George Meliès

  • Le mystère Méliès [The Melies Mystery] (2021)

    (On Cable TV, September 2021) The more I learn about the history of cinema, the more I understand how perilous film preservation can be. There are a mind-boggling number of examples of films that didn’t survive to the present, or nearly didn’t survive — Oscar-nominated films that we can still see because one single copy survived to be restored, for instance. George Méliès’s place in cinema history is now secure as the first showman of the medium and the first to truly understand what was possible with cinematic special effects over theatrical production. But as Le mystère Méliès demonstrates, being able to see a good fraction of his body of work is a recent and hard-fought victory. Méliès, after all, burned down his entire film archive in a fit of despair back in the 1920s, and for decades there was no comprehensive catalogue of his work. Five hundred short movies at the genesis of the art form: gone. What re-emerged over the years was pieced together from private collectors, archive donations and, in one recent spectacular find, film negatives sent to the United States during Méliès attempt to establish an American distribution company and then forgotten. Le mystère Méliès doubles both as a succinct examination of Meliès extraordinary life (once a giant of cinema in middle-age, reduced to being a shopkeeper as a pensioner, then gradually rehabilitated late in life), and as a thriller in which contemporary film archivists manage to find and preserve a good chunk of his catalogue.

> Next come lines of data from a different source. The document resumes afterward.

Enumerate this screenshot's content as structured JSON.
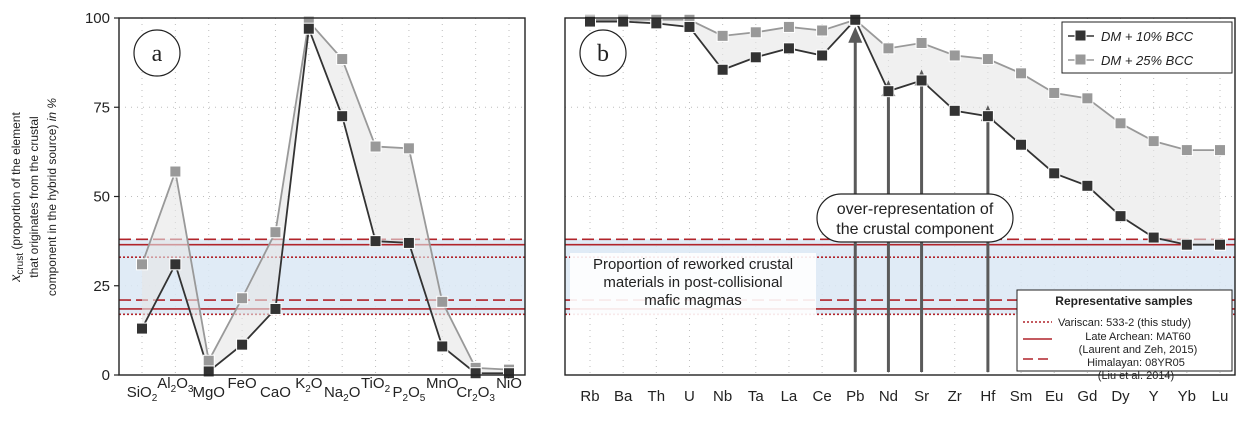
{
  "chart_data": [
    {
      "type": "line",
      "panel_label": "a",
      "ylabel_symbol": "x",
      "ylabel_subscript": "crust",
      "ylabel_line1": "(proportion of the element",
      "ylabel_line2": "that originates from the crustal",
      "ylabel_line3_plain": "component in the hybrid source)",
      "ylabel_line3_italic": "in %",
      "ylim": [
        0,
        100
      ],
      "yticks": [
        "0",
        "25",
        "50",
        "75",
        "100"
      ],
      "categories": [
        {
          "base": "SiO",
          "sub": "2"
        },
        {
          "base": "Al",
          "sub": "2",
          "base2": "O",
          "sub2": "3"
        },
        {
          "base": "MgO"
        },
        {
          "base": "FeO"
        },
        {
          "base": "CaO"
        },
        {
          "base": "K",
          "sub": "2",
          "base2": "O"
        },
        {
          "base": "Na",
          "sub": "2",
          "base2": "O"
        },
        {
          "base": "TiO",
          "sub": "2"
        },
        {
          "base": "P",
          "sub": "2",
          "base2": "O",
          "sub2": "5"
        },
        {
          "base": "MnO"
        },
        {
          "base": "Cr",
          "sub": "2",
          "base2": "O",
          "sub2": "3"
        },
        {
          "base": "NiO"
        }
      ],
      "series": [
        {
          "name": "DM + 10% BCC",
          "color": "#333333",
          "values": [
            13,
            31,
            1,
            8.5,
            18.5,
            97,
            72.5,
            37.5,
            37,
            8,
            0.5,
            0.5
          ]
        },
        {
          "name": "DM + 25% BCC",
          "color": "#999999",
          "values": [
            31,
            57,
            4,
            21.5,
            40,
            99,
            88.5,
            64,
            63.5,
            20.5,
            2,
            1.5
          ]
        }
      ]
    },
    {
      "type": "line",
      "panel_label": "b",
      "ylim": [
        0,
        100
      ],
      "categories": [
        "Rb",
        "Ba",
        "Th",
        "U",
        "Nb",
        "Ta",
        "La",
        "Ce",
        "Pb",
        "Nd",
        "Sr",
        "Zr",
        "Hf",
        "Sm",
        "Eu",
        "Gd",
        "Dy",
        "Y",
        "Yb",
        "Lu"
      ],
      "series": [
        {
          "name": "DM + 10% BCC",
          "color": "#333333",
          "values": [
            99,
            99,
            98.5,
            97.5,
            85.5,
            89,
            91.5,
            89.5,
            99.5,
            79.5,
            82.5,
            74,
            72.5,
            64.5,
            56.5,
            53,
            44.5,
            38.5,
            36.5,
            36.5
          ]
        },
        {
          "name": "DM + 25% BCC",
          "color": "#999999",
          "values": [
            99.5,
            99.5,
            99.5,
            99.5,
            95,
            96,
            97.5,
            96.5,
            99.5,
            91.5,
            93,
            89.5,
            88.5,
            84.5,
            79,
            77.5,
            70.5,
            65.5,
            63,
            63
          ]
        }
      ],
      "legend": [
        "DM + 10% BCC",
        "DM + 25% BCC"
      ],
      "legend_position": "top-right",
      "annotation_line1": "over-representation of",
      "annotation_line2": "the crustal component",
      "annotation_arrow_targets": [
        "Pb",
        "Nd",
        "Sr",
        "Hf"
      ]
    }
  ],
  "band": {
    "label_line1": "Proportion of reworked crustal",
    "label_line2": "materials in post-collisional",
    "label_line3": "mafic magmas",
    "fill_color": "#dbe7f4",
    "line_color": "#b1242b",
    "variscan": [
      17,
      33
    ],
    "late_archean": [
      18.5,
      36.5
    ],
    "himalayan": [
      21,
      38
    ]
  },
  "representative_samples": {
    "title": "Representative samples",
    "variscan": "Variscan: 533-2 (this study)",
    "late_archean_1": "Late Archean: MAT60",
    "late_archean_2": "(Laurent and Zeh, 2015)",
    "himalayan_1": "Himalayan: 08YR05",
    "himalayan_2": "(Liu et al. 2014)"
  }
}
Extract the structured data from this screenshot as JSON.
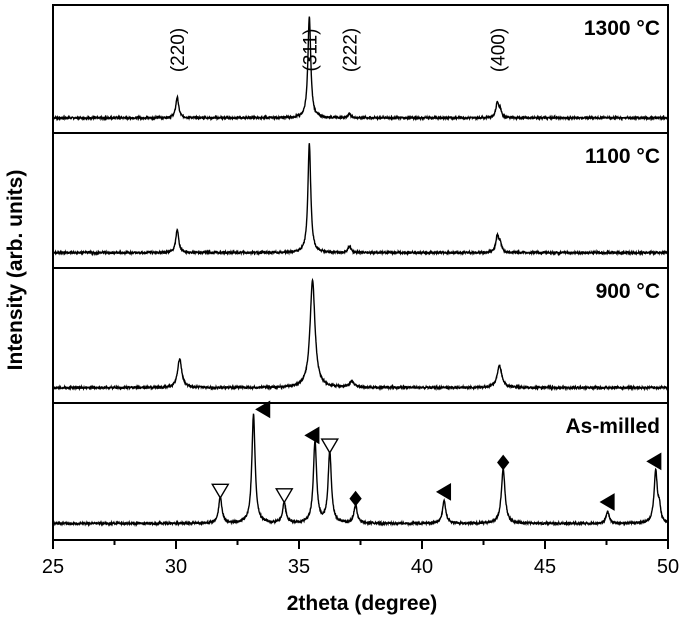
{
  "chart_data": {
    "type": "line",
    "xlabel": "2theta (degree)",
    "ylabel": "Intensity (arb. units)",
    "xlim": [
      25,
      50
    ],
    "x_ticks": [
      25,
      30,
      35,
      40,
      45,
      50
    ],
    "grid": false,
    "panels": [
      {
        "name": "1300 °C",
        "baseline": 0.03,
        "peaks": [
          {
            "x": 30.05,
            "height": 0.2,
            "width": 0.07
          },
          {
            "x": 35.42,
            "height": 0.97,
            "width": 0.07
          },
          {
            "x": 37.05,
            "height": 0.04,
            "width": 0.07
          },
          {
            "x": 43.06,
            "height": 0.14,
            "width": 0.07
          },
          {
            "x": 43.18,
            "height": 0.07,
            "width": 0.06
          }
        ],
        "hkl_labels": [
          {
            "text": "(220)",
            "x": 30.05
          },
          {
            "text": "(311)",
            "x": 35.42
          },
          {
            "text": "(222)",
            "x": 37.05
          },
          {
            "text": "(400)",
            "x": 43.06
          }
        ]
      },
      {
        "name": "1100 °C",
        "baseline": 0.03,
        "peaks": [
          {
            "x": 30.05,
            "height": 0.21,
            "width": 0.07
          },
          {
            "x": 35.42,
            "height": 0.98,
            "width": 0.07
          },
          {
            "x": 37.05,
            "height": 0.06,
            "width": 0.07
          },
          {
            "x": 43.06,
            "height": 0.15,
            "width": 0.07
          },
          {
            "x": 43.18,
            "height": 0.08,
            "width": 0.06
          }
        ]
      },
      {
        "name": "900 °C",
        "baseline": 0.03,
        "peaks": [
          {
            "x": 30.15,
            "height": 0.26,
            "width": 0.1
          },
          {
            "x": 35.55,
            "height": 0.97,
            "width": 0.12
          },
          {
            "x": 37.15,
            "height": 0.06,
            "width": 0.1
          },
          {
            "x": 43.15,
            "height": 0.2,
            "width": 0.11
          }
        ]
      },
      {
        "name": "As-milled",
        "baseline": 0.04,
        "peaks": [
          {
            "x": 31.8,
            "height": 0.23,
            "width": 0.08
          },
          {
            "x": 33.15,
            "height": 0.96,
            "width": 0.08
          },
          {
            "x": 34.4,
            "height": 0.18,
            "width": 0.08
          },
          {
            "x": 35.65,
            "height": 0.72,
            "width": 0.08
          },
          {
            "x": 36.25,
            "height": 0.63,
            "width": 0.08
          },
          {
            "x": 37.3,
            "height": 0.16,
            "width": 0.08
          },
          {
            "x": 40.9,
            "height": 0.2,
            "width": 0.08
          },
          {
            "x": 43.3,
            "height": 0.48,
            "width": 0.09
          },
          {
            "x": 47.55,
            "height": 0.1,
            "width": 0.08
          },
          {
            "x": 49.5,
            "height": 0.46,
            "width": 0.08
          },
          {
            "x": 49.65,
            "height": 0.12,
            "width": 0.06
          }
        ],
        "markers": [
          {
            "symbol": "open-triangle-down",
            "x": 31.8,
            "y": 0.33
          },
          {
            "symbol": "filled-triangle-left",
            "x": 33.55,
            "y": 1.05
          },
          {
            "symbol": "open-triangle-down",
            "x": 34.4,
            "y": 0.29
          },
          {
            "symbol": "filled-triangle-left",
            "x": 35.55,
            "y": 0.82
          },
          {
            "symbol": "open-triangle-down",
            "x": 36.25,
            "y": 0.73
          },
          {
            "symbol": "filled-diamond",
            "x": 37.3,
            "y": 0.26
          },
          {
            "symbol": "filled-triangle-left",
            "x": 40.9,
            "y": 0.32
          },
          {
            "symbol": "filled-diamond",
            "x": 43.3,
            "y": 0.58
          },
          {
            "symbol": "filled-triangle-left",
            "x": 47.55,
            "y": 0.23
          },
          {
            "symbol": "filled-triangle-left",
            "x": 49.45,
            "y": 0.59
          }
        ]
      }
    ]
  }
}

Leonard Maltin narrates with charm and expressiveness, while archive footage gives us a generous glimpse at Méliès’s surviving body of work. As a deep dive into early cinema, it’s unusually accessible and entertaining — and as a primer on how narrowly some films can survive to the modern age, it’s quite enlightening. A too-short sequence even shows how digital techniques are being used to piece together movies from damaged reels. Le mystère Méliès is well worth a look—not just for cinema historians, but anyone interested in the medium.

  • A Trip to the Moon [Le voyage dans la lune] (1902)

    A Trip to the Moon [Le voyage dans la lune] (1902)

    (On Cable TV, July 2019) So this is it — Le voyage dans la lune, the progenitor of the science fiction film genre, the original space story, the first film ever mentioned in any retrospective of the SF genre. (Including TCM’s “Out of this World” July 2019 retrospective, right before Metropolis.)  Older than Alberta and Saskatchewan, A Trip to the Moon is an incredibly primitive production by today’s standards: The succession of static long shots recalls nothing more than being centre row at a high school production, with occasional camera tricks reminding us that we’re watching the magic of movies. Proudly inaugurating 120 years of SF movies, the plot is a bad meld of superior literary sources, the science makes no sense and the simplistic story takes over the non-existent characterization. More seriously, though, it is an interesting product of the heroic age of filmmaking as pioneered by director George Meliès, when even editing frames away to show a character transforming into a puff of smoke passed as pioneering. It’s worth noting that A Trip to the Moon is one of the very, very few early-era movies still discussed and watched today—its solid genre credentials still make it interesting as a flight of fancy whereas more naturalistic movies of the time have been forgotten along the way. Best of all, it’s barely 12 minutes long—more than short enough to be squeezed in between just about anything else.